The proposed merger between Time Inc. and Warner Communications Inc. would “exacerbate the lack of competition” in pay television and could be “a harmful blow to program diversity,” operators of television services that use satellites and satellite dishes told a House panel Tuesday.
Testifying before a House Judiciary subcommittee, Robert L. Schmidt, president of the Wireless Cable Assn., said companies providing an alternative to traditional cable television are being “kept out of the market” and that the proposed merger would make things worse.
“I don’t think the consumer will see the benefits” of the merger, Schmidt said. “I don’t believe the consumers will have a choice.”
Executives of the two companies testified before Schmidt spoke, rejecting the charge that the merger would impair competition and stressing that combining their assets will allow them to fare better against foreign competitors.
“American consumers will benefit enormously from our activities abroad,” said Steven J. Ross, Warner’s chairman. “What the consumer wants is what we are going to give them.”
Critics contend that the merger of Time’s cable channel, Home Box Office, with Warner’s movie library and the extensive cable operations now owned by both firms could have anti-competitive consequences.
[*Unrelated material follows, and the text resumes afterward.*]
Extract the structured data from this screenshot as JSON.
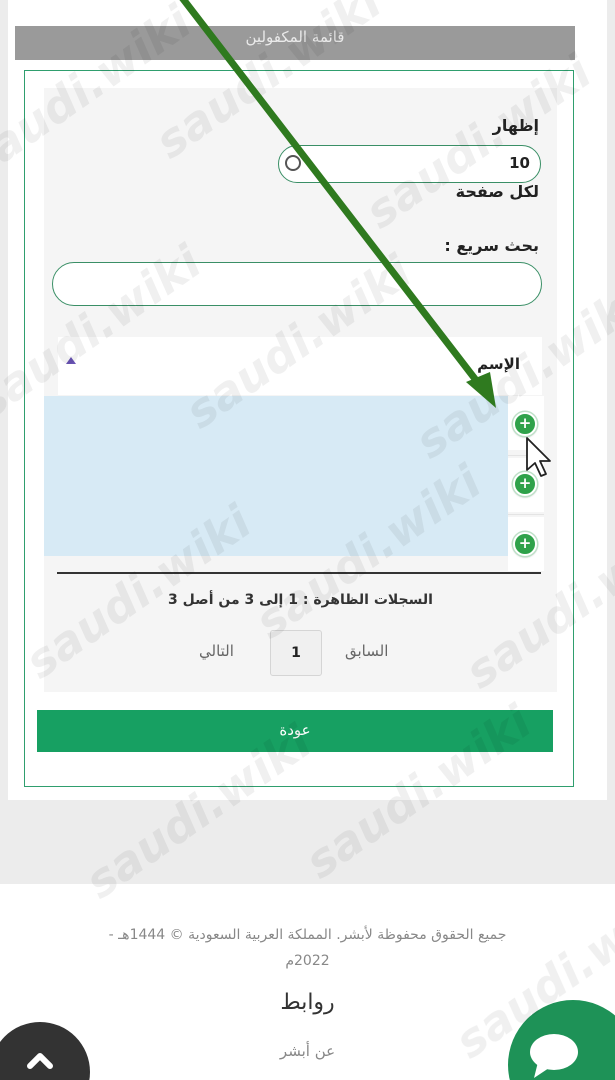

Time provides cable service to about 8% of the nation’s subscribers and Warner about 3%. Any merger, the critics say, should be accompanied by a divestiture of some of these operations.
George Garvey, a law professor at Catholic University, warned that the Time-Warner merger also could “drive the entire media and entertainment industry into a merger frenzy.” He said ownership of the media industry by a few large companies would threaten the independence of the industry, which he said thrives on diversity.
“The American economy must stop reshuffling and start rebuilding,” he said.
But Ross said the merger is necessary if the two companies are to compete effectively in the face of foreign-owned media giants.
The Justice Department and the Federal Trade Commission can stop a merger if they decide it violates federal antitrust laws. The Time-Warner merger would create one of the largest media conglomerates in the world.
J. Richard Munro, chairman of Time, said he expects “no problems” from the federal government and added that lawmakers at the hearing seemed “very supportive” of the merger.